Multinationals in Ireland spend less locally than in other countries - OECD
Report for IDA Ireland praises overall FDI strategy but warns of ‘concentration risk’
IDA Ireland CEO Martin Shanahan: the report warns of an emerging concentration risk in targeting too many US companies in too few sectors. File photograph: Chris Bellew/Fennell
Multinationals operating in Ireland buy less from local suppliers than the average in other wealthy countries, according to research carried out on behalf of State investment agency IDA Ireland.
Foreign direct investment (FDI) companies in the State spend about 24 per cent of their output trading with local businesses, compared to the 41 per cent average across the OECD (Organisation for Economic Co-Operation and Development) area.

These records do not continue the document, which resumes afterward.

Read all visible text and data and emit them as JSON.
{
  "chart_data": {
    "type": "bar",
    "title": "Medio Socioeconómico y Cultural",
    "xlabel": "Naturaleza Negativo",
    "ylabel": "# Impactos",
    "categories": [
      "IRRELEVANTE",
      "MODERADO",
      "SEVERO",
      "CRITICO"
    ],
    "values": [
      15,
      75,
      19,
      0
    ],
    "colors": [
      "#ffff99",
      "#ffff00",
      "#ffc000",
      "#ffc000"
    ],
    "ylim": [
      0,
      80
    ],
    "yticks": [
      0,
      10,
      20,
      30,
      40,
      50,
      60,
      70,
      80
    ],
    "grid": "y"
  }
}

The trend accelerated following the 2008 financial crisis, when the IDA intensified its efforts to attract services firms to invest here as the focus switched away from attracting FDI companies in the manufacturing sector. Foreign manufacturers based here were much more likely than tech or services firms to make purchases from local suppliers.
According to the research conducted for the IDA by the OECD, as tech firms flooded into Ireland between 2008 and 2016, the absolute value of purchases made by multinationals from local Irish suppliers decreased by 40 per cent. The OECD said the same thing happened during that time in other small, open economies, such as the Netherlands, but not as much as it did in Ireland.

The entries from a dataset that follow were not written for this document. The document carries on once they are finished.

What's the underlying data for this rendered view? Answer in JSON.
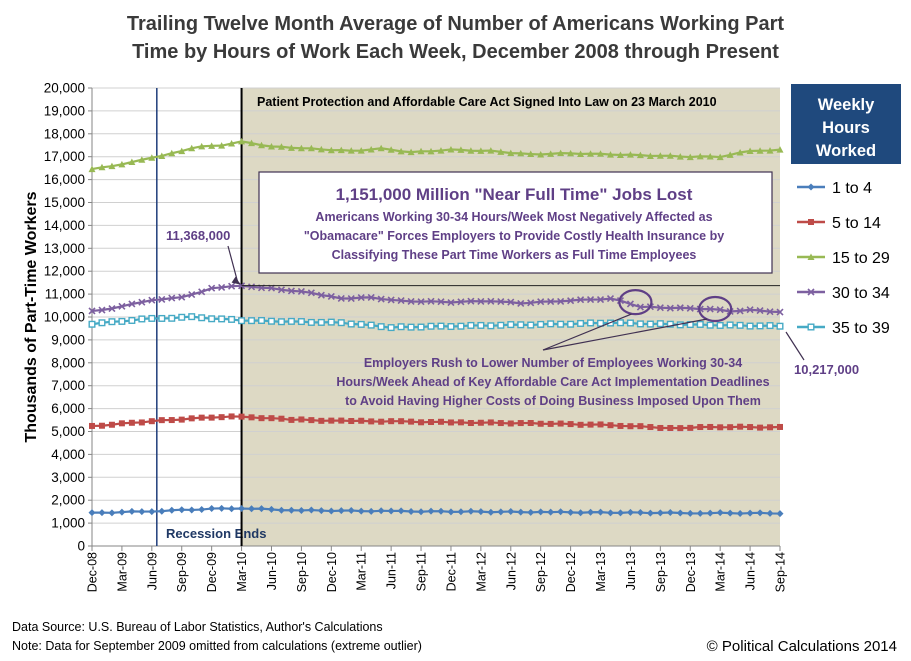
{
  "chart_data": {
    "type": "line",
    "title_line1": "Trailing Twelve Month Average of Number of Americans Working Part",
    "title_line2": "Time by Hours of Work Each Week, December 2008 through Present",
    "ylabel": "Thousands of Part-Time Workers",
    "ylim": [
      0,
      20000
    ],
    "ytick_step": 1000,
    "yticks": [
      "0",
      "1,000",
      "2,000",
      "3,000",
      "4,000",
      "5,000",
      "6,000",
      "7,000",
      "8,000",
      "9,000",
      "10,000",
      "11,000",
      "12,000",
      "13,000",
      "14,000",
      "15,000",
      "16,000",
      "17,000",
      "18,000",
      "19,000",
      "20,000"
    ],
    "xticks": [
      "Dec-08",
      "Mar-09",
      "Jun-09",
      "Sep-09",
      "Dec-09",
      "Mar-10",
      "Jun-10",
      "Sep-10",
      "Dec-10",
      "Mar-11",
      "Jun-11",
      "Sep-11",
      "Dec-11",
      "Mar-12",
      "Jun-12",
      "Sep-12",
      "Dec-12",
      "Mar-13",
      "Jun-13",
      "Sep-13",
      "Dec-13",
      "Mar-14",
      "Jun-14",
      "Sep-14"
    ],
    "months": 70,
    "legend_title": "Weekly Hours Worked",
    "series": [
      {
        "name": "1 to 4",
        "color": "#4a7ebb",
        "marker": "diamond",
        "anchors": [
          [
            0,
            1440
          ],
          [
            6,
            1520
          ],
          [
            12,
            1620
          ],
          [
            15,
            1650
          ],
          [
            20,
            1560
          ],
          [
            30,
            1520
          ],
          [
            45,
            1480
          ],
          [
            60,
            1440
          ],
          [
            69,
            1430
          ]
        ]
      },
      {
        "name": "5 to 14",
        "color": "#be4b48",
        "marker": "square",
        "anchors": [
          [
            0,
            5230
          ],
          [
            6,
            5450
          ],
          [
            12,
            5620
          ],
          [
            15,
            5650
          ],
          [
            20,
            5520
          ],
          [
            25,
            5460
          ],
          [
            30,
            5440
          ],
          [
            36,
            5400
          ],
          [
            45,
            5350
          ],
          [
            52,
            5280
          ],
          [
            58,
            5150
          ],
          [
            63,
            5200
          ],
          [
            69,
            5180
          ]
        ]
      },
      {
        "name": "15 to 29",
        "color": "#98b954",
        "marker": "triangle",
        "anchors": [
          [
            0,
            16450
          ],
          [
            4,
            16750
          ],
          [
            8,
            17150
          ],
          [
            11,
            17450
          ],
          [
            13,
            17500
          ],
          [
            15,
            17650
          ],
          [
            18,
            17450
          ],
          [
            22,
            17350
          ],
          [
            26,
            17250
          ],
          [
            29,
            17350
          ],
          [
            32,
            17200
          ],
          [
            36,
            17300
          ],
          [
            40,
            17250
          ],
          [
            44,
            17100
          ],
          [
            48,
            17150
          ],
          [
            52,
            17100
          ],
          [
            56,
            17050
          ],
          [
            60,
            17000
          ],
          [
            63,
            17000
          ],
          [
            66,
            17250
          ],
          [
            69,
            17300
          ]
        ]
      },
      {
        "name": "30 to 34",
        "color": "#7d60a0",
        "marker": "x",
        "anchors": [
          [
            0,
            10250
          ],
          [
            3,
            10450
          ],
          [
            6,
            10750
          ],
          [
            9,
            10850
          ],
          [
            12,
            11250
          ],
          [
            15,
            11368
          ],
          [
            18,
            11250
          ],
          [
            22,
            11050
          ],
          [
            25,
            10800
          ],
          [
            28,
            10850
          ],
          [
            31,
            10700
          ],
          [
            36,
            10650
          ],
          [
            40,
            10700
          ],
          [
            43,
            10600
          ],
          [
            47,
            10700
          ],
          [
            52,
            10800
          ],
          [
            53,
            10700
          ],
          [
            55,
            10450
          ],
          [
            58,
            10400
          ],
          [
            62,
            10350
          ],
          [
            64,
            10250
          ],
          [
            66,
            10300
          ],
          [
            68,
            10250
          ],
          [
            69,
            10217
          ]
        ]
      },
      {
        "name": "35 to 39",
        "color": "#46aac5",
        "marker": "open-square",
        "anchors": [
          [
            0,
            9700
          ],
          [
            5,
            9900
          ],
          [
            10,
            10000
          ],
          [
            15,
            9850
          ],
          [
            20,
            9800
          ],
          [
            25,
            9750
          ],
          [
            30,
            9550
          ],
          [
            36,
            9600
          ],
          [
            42,
            9650
          ],
          [
            48,
            9700
          ],
          [
            52,
            9750
          ],
          [
            56,
            9700
          ],
          [
            62,
            9650
          ],
          [
            69,
            9600
          ]
        ]
      }
    ],
    "recession_ends_label": "Recession Ends",
    "aca_signed_label": "Patient Protection and Affordable Care Act Signed Into Law on 23 March 2010",
    "callout_box": {
      "headline": "1,151,000 Million \"Near Full Time\" Jobs Lost",
      "body": [
        "Americans Working 30-34 Hours/Week Most Negatively Affected as",
        "\"Obamacare\" Forces Employers to Provide Costly Health Insurance by",
        "Classifying These Part Time Workers as Full Time Employees"
      ]
    },
    "peak_label": "11,368,000",
    "end_label": "10,217,000",
    "rush_annotation": [
      "Employers Rush to Lower Number of Employees Working 30-34",
      "Hours/Week Ahead of Key Affordable Care Act Implementation Deadlines",
      "to Avoid Having Higher Costs of Doing Business Imposed Upon Them"
    ]
  },
  "footer": {
    "source": "Data Source:  U.S. Bureau of Labor Statistics, Author's Calculations",
    "note": "Note: Data for September 2009 omitted from calculations (extreme outlier)",
    "copyright": "© Political Calculations 2014"
  }
}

The OECD’s report, FDI Qualities Assessment of Ireland, comprises a deep dive into the data around Ireland’s FDI sector, covering a 10-year period from 2006. It was launched on Tuesday in an online event with State officials including Martin Shanahan, the chief executive of the IDA, as well as OECD researchers in Spain and France, and it was hosted by economic commentator Dan O’Brien.

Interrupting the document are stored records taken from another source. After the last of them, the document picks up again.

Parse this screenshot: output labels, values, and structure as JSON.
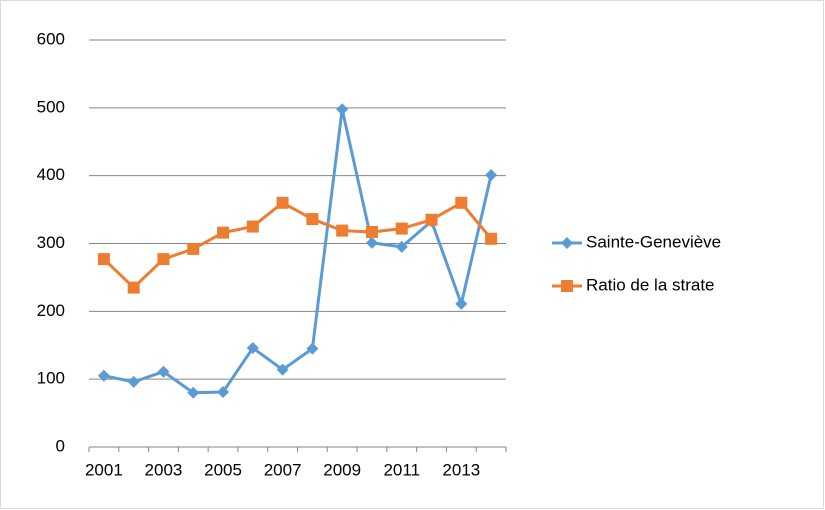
{
  "chart_data": {
    "type": "line",
    "categories": [
      "2001",
      null,
      "2003",
      null,
      "2005",
      null,
      "2007",
      null,
      "2009",
      null,
      "2011",
      null,
      "2013",
      null
    ],
    "series": [
      {
        "name": "Sainte-Geneviève",
        "color": "#5b9bd5",
        "marker": "diamond",
        "values": [
          105,
          96,
          111,
          80,
          81,
          146,
          114,
          145,
          498,
          301,
          295,
          333,
          211,
          401
        ]
      },
      {
        "name": "Ratio de la strate",
        "color": "#ed7d31",
        "marker": "square",
        "values": [
          277,
          235,
          277,
          292,
          316,
          325,
          360,
          336,
          319,
          317,
          322,
          335,
          360,
          307
        ]
      }
    ],
    "ylim": [
      0,
      600
    ],
    "yticks": [
      0,
      100,
      200,
      300,
      400,
      500,
      600
    ],
    "grid": true,
    "legend": "right"
  }
}
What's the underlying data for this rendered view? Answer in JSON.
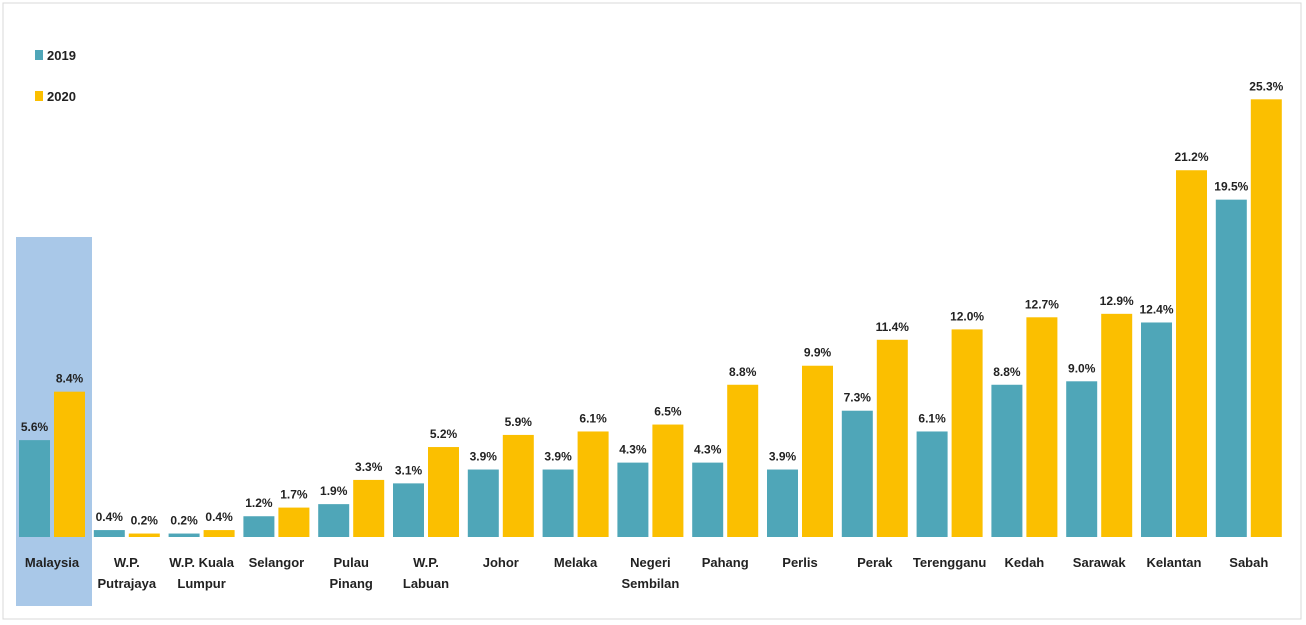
{
  "chart_data": {
    "type": "bar",
    "categories": [
      "Malaysia",
      "W.P.\nPutrajaya",
      "W.P. Kuala\nLumpur",
      "Selangor",
      "Pulau\nPinang",
      "W.P.\nLabuan",
      "Johor",
      "Melaka",
      "Negeri\nSembilan",
      "Pahang",
      "Perlis",
      "Perak",
      "Terengganu",
      "Kedah",
      "Sarawak",
      "Kelantan",
      "Sabah"
    ],
    "series": [
      {
        "name": "2019",
        "color": "#4fa6b8",
        "values": [
          5.6,
          0.4,
          0.2,
          1.2,
          1.9,
          3.1,
          3.9,
          3.9,
          4.3,
          4.3,
          3.9,
          7.3,
          6.1,
          8.8,
          9.0,
          12.4,
          19.5
        ],
        "value_labels": [
          "5.6%",
          "0.4%",
          "0.2%",
          "1.2%",
          "1.9%",
          "3.1%",
          "3.9%",
          "3.9%",
          "4.3%",
          "4.3%",
          "3.9%",
          "7.3%",
          "6.1%",
          "8.8%",
          "9.0%",
          "12.4%",
          "19.5%"
        ]
      },
      {
        "name": "2020",
        "color": "#fbbf00",
        "values": [
          8.4,
          0.2,
          0.4,
          1.7,
          3.3,
          5.2,
          5.9,
          6.1,
          6.5,
          8.8,
          9.9,
          11.4,
          12.0,
          12.7,
          12.9,
          21.2,
          25.3
        ],
        "value_labels": [
          "8.4%",
          "0.2%",
          "0.4%",
          "1.7%",
          "3.3%",
          "5.2%",
          "5.9%",
          "6.1%",
          "6.5%",
          "8.8%",
          "9.9%",
          "11.4%",
          "12.0%",
          "12.7%",
          "12.9%",
          "21.2%",
          "25.3%"
        ]
      }
    ],
    "legend": "top-left"
  }
}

Hundreds of people from Ireland’s economics community tuned in, including former minister for finance Alan Dukes and Paul Sweeney, former chief economist of the Irish Congress of Trade Unions. Although the report was finished in late 2019, it was not launched until now because of the pandemic and also because researchers did not want to release it around Ireland’s 2020 election, the OECD said.
The report, which was used by the IDA to help prepare its next five-year strategy released this month, praises much of Ireland’s FDI policy and the State’s success in growing jobs and investment, especially in the most productive economic sectors such as technology and pharmaceuticals. However, it also warns of an emerging “concentration risk” in targeting too many US companies in too few sectors. The US accounts for 70 per cent of Ireland’s inward FDI stock.
Mr Shanahan said that if there has to be a concentration risk, the State is “better off” having it in the most productive sectors of the economy.
The report found that that the productivity gap is widening between local Irish businesses and FDI companies, which were far more productive. It highlighted, however, that one in three local people who had set up a new company here had previously worked in a multinational.